The museum was by far the next favorite stop; we only had two hours and trust me that is only enough time to scratch the surface of this place. It’s filled with artifacts from King Tutankhamen tomb, statues….we’re talking BIG stone statues of Ramses, Anubis to just name a few of them. Actual sarcophaguses of the many mummies (we could touch these), toys, the first ever portable camping bed (it actually had hinges and could fold up). Some weird/eerie things we saw was the embalming table; it was made of stone, sloped and shaped just right to “catch” all the fluids; when you’re standing in front of it (being able to touch it) and thinking what actually took place on these (these aren’t replicas) it just felt a little creepy. Oh, and the alabaster jars that held the organs of the dead with the blood still present on the lips and running down the side of the jars and then of course there are the mummies.

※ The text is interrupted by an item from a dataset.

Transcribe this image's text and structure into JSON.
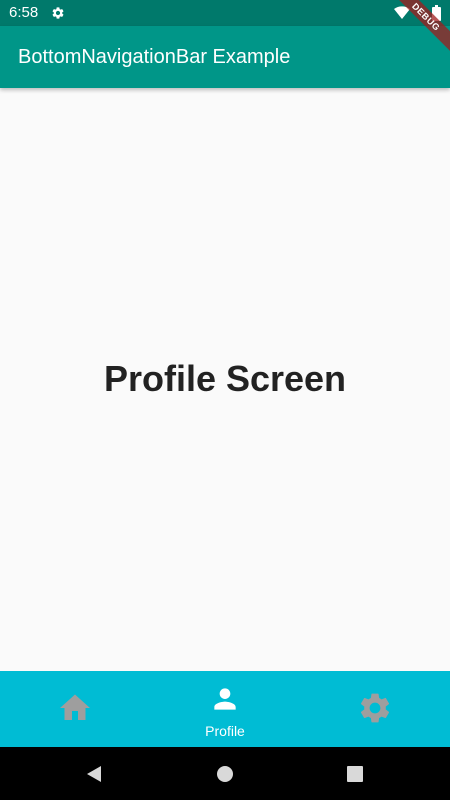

I don’t know, there is something just not right about how these things look, although very, very, very fascinating it was just “weird”. Looking at the artifacts, you really wouldn’t have believed the ingenuity, artistry and skill of the people of this time. These people were truly an advanced civilization that surpasses a lot of places in the world today. The experience left us with many more questions than we were able to find answers.

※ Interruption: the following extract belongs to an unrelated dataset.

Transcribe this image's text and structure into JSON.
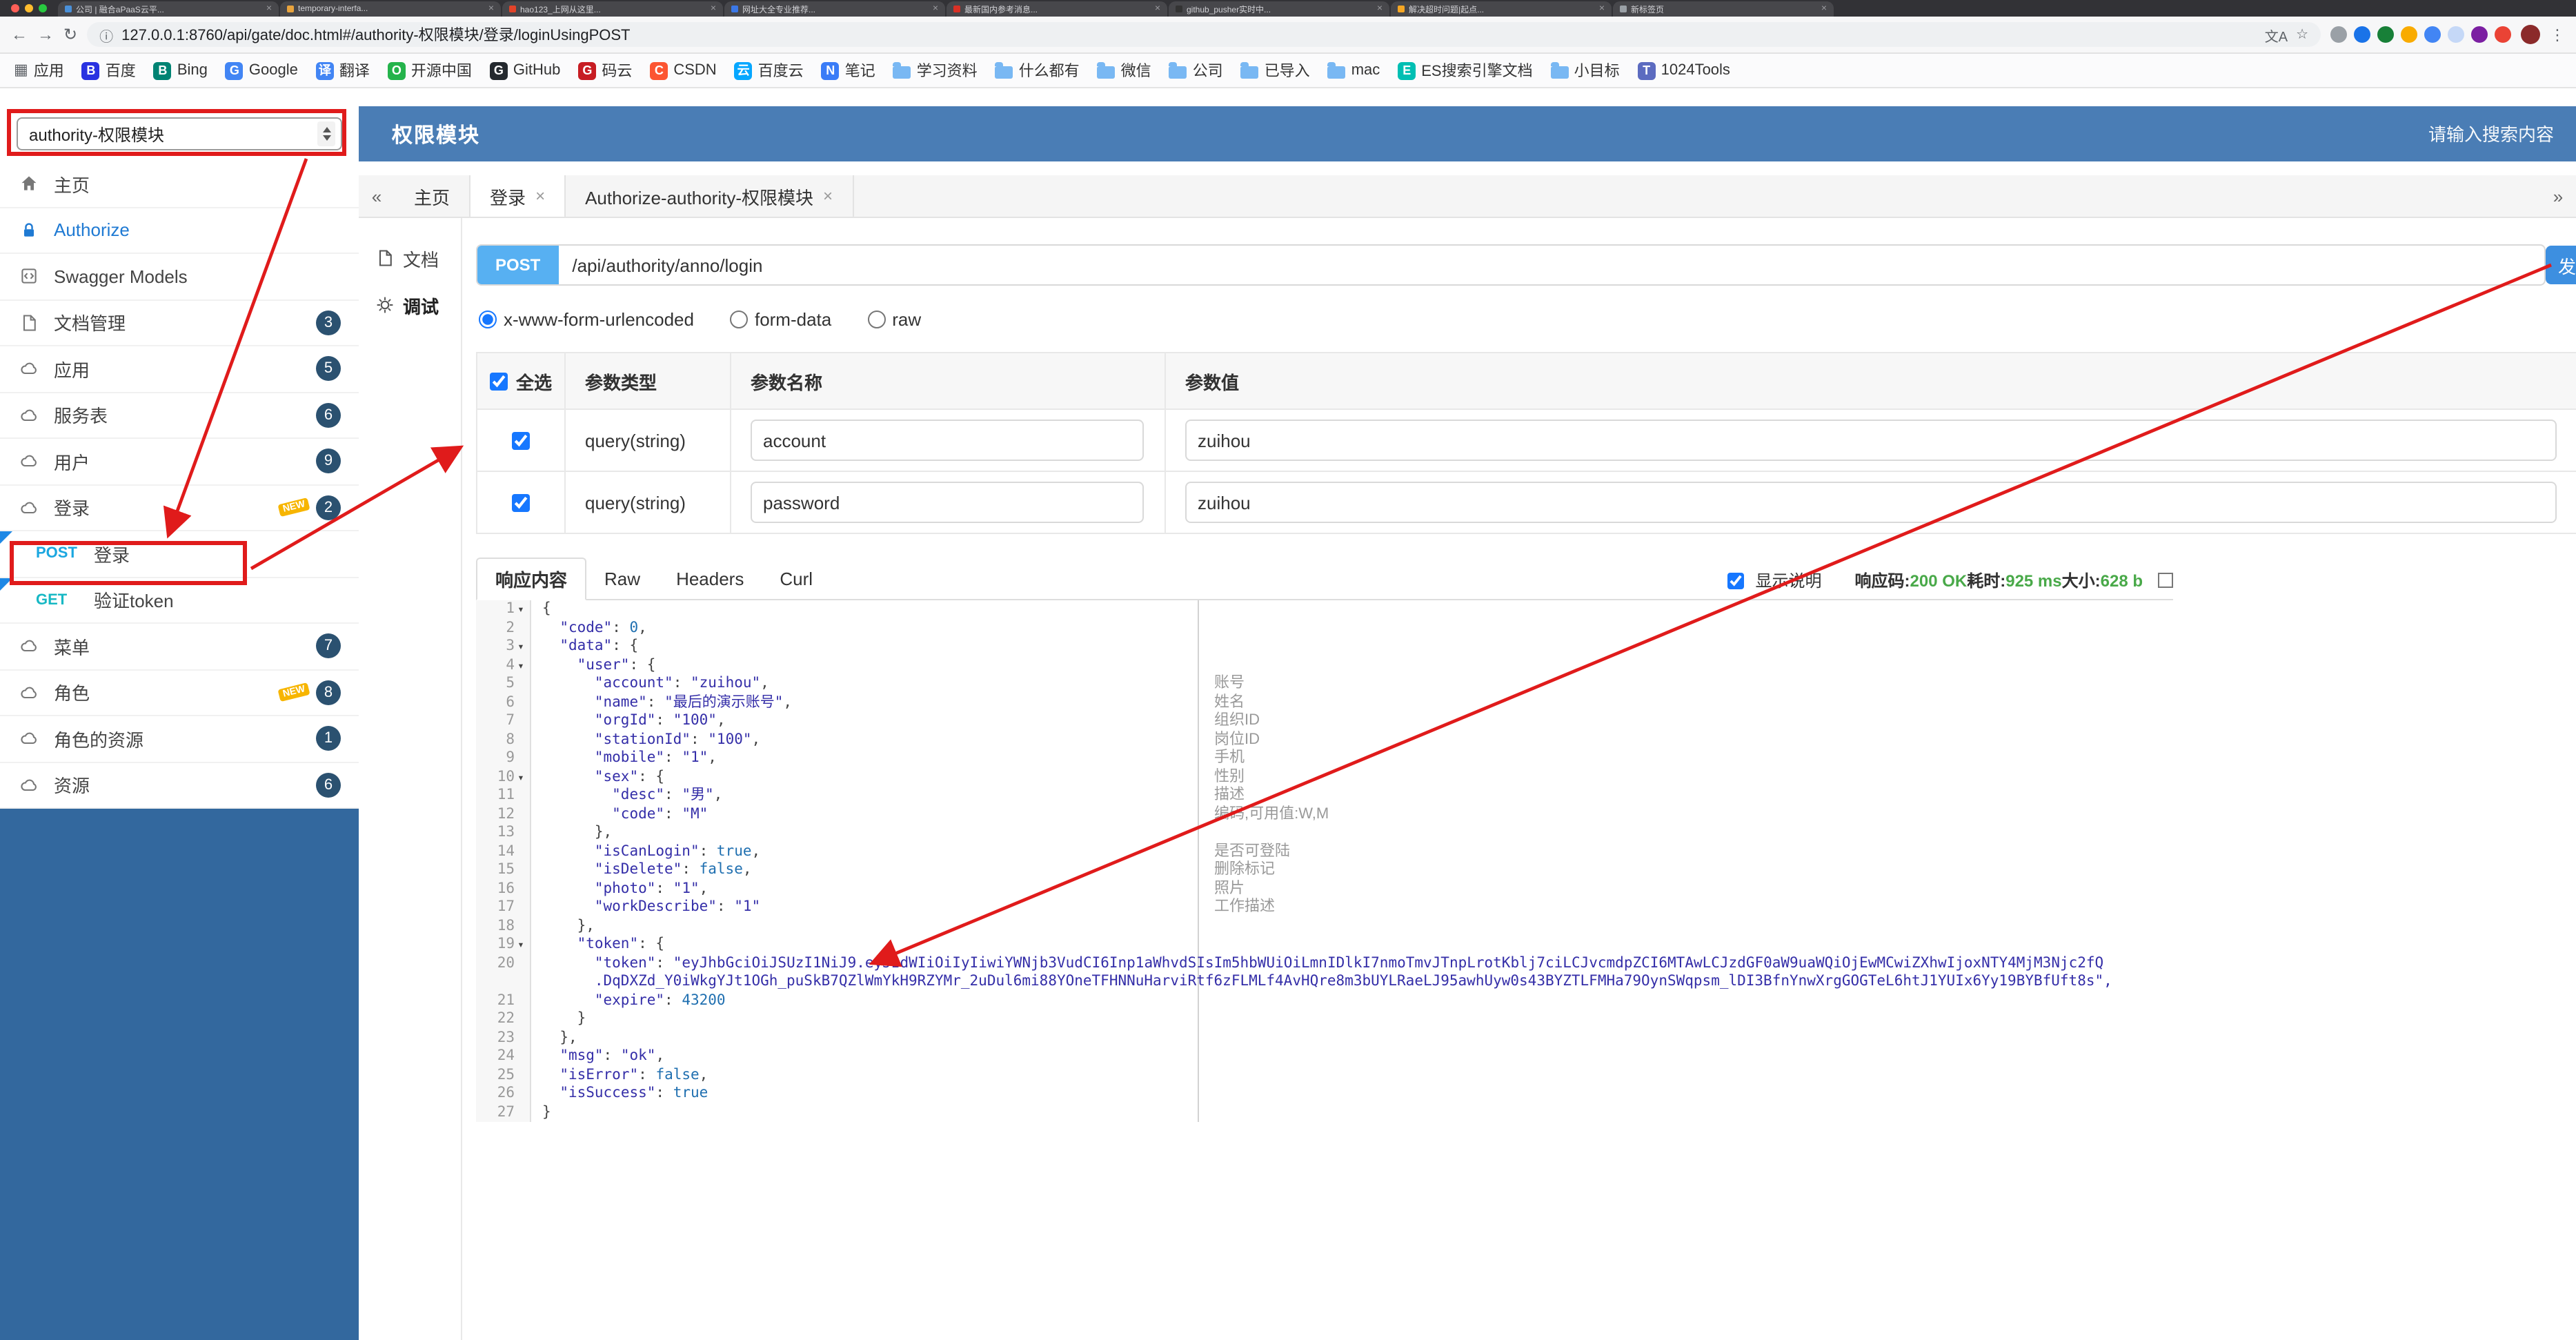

The shopping was, well, interesting…..there is no easy way to explain this processes, if you know the opening scene of Disney's Aladin it really was just like that at times (we were just waiting for them to try and sell us sand).  In the end the girls each bought a gold Egyptian kartoosh with their names written in hieroglyphics. We bought a papyrus painting of something (I can’t remember what….but it’s cool), authentic Egyptian scarves and a blouse as well as few alabaster vases, bowls and candle lights.
The trip was overwhelming with sights, sounds and adventure and it ended way before we were ready. We hope to return someday and if we do, we will spend a minimum of two days, but hopefully closer to four in order to capture all the amazing things we saw.

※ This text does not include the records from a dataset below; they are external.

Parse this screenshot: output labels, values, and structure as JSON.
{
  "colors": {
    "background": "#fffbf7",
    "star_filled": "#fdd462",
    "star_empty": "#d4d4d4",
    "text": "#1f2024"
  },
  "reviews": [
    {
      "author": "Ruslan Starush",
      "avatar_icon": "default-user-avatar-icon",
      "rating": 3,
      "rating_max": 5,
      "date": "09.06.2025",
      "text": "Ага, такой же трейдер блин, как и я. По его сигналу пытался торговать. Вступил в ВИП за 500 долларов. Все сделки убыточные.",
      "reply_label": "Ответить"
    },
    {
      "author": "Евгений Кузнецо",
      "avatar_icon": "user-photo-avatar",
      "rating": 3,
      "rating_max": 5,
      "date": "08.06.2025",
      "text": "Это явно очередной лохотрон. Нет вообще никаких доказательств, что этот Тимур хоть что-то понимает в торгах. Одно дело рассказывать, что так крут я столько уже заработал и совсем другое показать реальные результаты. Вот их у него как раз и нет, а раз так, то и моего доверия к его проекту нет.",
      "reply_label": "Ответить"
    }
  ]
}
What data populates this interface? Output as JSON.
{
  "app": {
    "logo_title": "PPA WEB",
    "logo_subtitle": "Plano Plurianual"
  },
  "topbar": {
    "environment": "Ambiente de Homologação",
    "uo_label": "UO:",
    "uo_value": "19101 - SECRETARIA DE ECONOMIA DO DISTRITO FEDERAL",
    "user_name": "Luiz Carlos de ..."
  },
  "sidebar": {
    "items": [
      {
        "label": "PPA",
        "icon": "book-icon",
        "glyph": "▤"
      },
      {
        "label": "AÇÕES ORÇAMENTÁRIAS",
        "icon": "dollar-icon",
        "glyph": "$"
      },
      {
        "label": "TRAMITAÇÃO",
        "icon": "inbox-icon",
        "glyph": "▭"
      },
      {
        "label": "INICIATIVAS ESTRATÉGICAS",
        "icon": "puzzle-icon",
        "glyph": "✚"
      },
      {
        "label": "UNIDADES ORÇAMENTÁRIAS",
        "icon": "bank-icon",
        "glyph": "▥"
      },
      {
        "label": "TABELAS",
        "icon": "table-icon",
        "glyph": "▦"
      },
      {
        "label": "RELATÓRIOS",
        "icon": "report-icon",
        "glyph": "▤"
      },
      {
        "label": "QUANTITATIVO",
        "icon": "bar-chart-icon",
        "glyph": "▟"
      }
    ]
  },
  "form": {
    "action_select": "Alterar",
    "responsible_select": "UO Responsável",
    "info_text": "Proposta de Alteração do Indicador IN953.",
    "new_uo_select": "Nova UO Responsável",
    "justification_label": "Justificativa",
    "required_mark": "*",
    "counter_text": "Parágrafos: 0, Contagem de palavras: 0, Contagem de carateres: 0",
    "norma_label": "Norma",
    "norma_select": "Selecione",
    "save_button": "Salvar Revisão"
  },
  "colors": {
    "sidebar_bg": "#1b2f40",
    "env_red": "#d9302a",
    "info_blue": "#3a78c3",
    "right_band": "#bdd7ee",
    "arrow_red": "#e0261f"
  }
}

Thursday, November 11, 2010

Look Dad, it's Nemo!



 


With all the water time we got, it’s a wonder that we didn’t grow gills. We spent most of our days in the labyrinth of pools or out playing in the Red Sea. One of the trips’ highlights was teaching the girls how to snorkel; they really took to it like fish to water (sorry, I couldn’t resist). For some of our dive buddies the water was about 30ft deep off the pier and the reef was about 5’ deep at most, so there was an awesome reef wall perfect for snorkeling & diving, the visibility was around 60-feet and temperature around 75F. Like in Nemo, at the edge of the reef (where we were) was the “big blue” so we were able to see a few larger species of fish (unfortunately no sharks). Rylie’s first open water adventure on the reef and the “Deep” waters of the Red Sea were something to be seen. She was no bigger than some of the fish we saw and somehow she figured out how to talk in her snorkel so we could all hear her. We heard odes to the fish and all of a sudden we hear a shrill of happiness and an ever so exuberant “look dad it’s Nemo”. Sure enough, there were three clown fish and one of them was a tiny little one (couldn't see the lucky fin). We saw many familiar fish from our Caribbean dives and many new fish that we haven’t seen before. Ellie, was hard to keep up with, she wanted to see what was next along the cliff, for a seven year old with no fins she was fast in the water (she’s part mermaid I think). The Red Sea must be a little more salty than other oceans we’ve been in, as we were able to float effortlessly for hours in the water swimming quite far from the pier. We were able to go on a snorkeling excursion where the girls were much more prepared for the deeper and more challenging waters of the open Sea. We had so much fun blowing bubbles as a family!  The boat we were on was beautiful and quite relaxing.  I suppose the advantage to being around a bunch of tourists who don't speak much English is that you don't have to sit and have small chat with them.  We had a very relaxing day sailing on the boat, snorkeling in the sea, and swimming off a sandy beach.  We might have had a few close calls with boats nearly colliding and what not, but no harm done.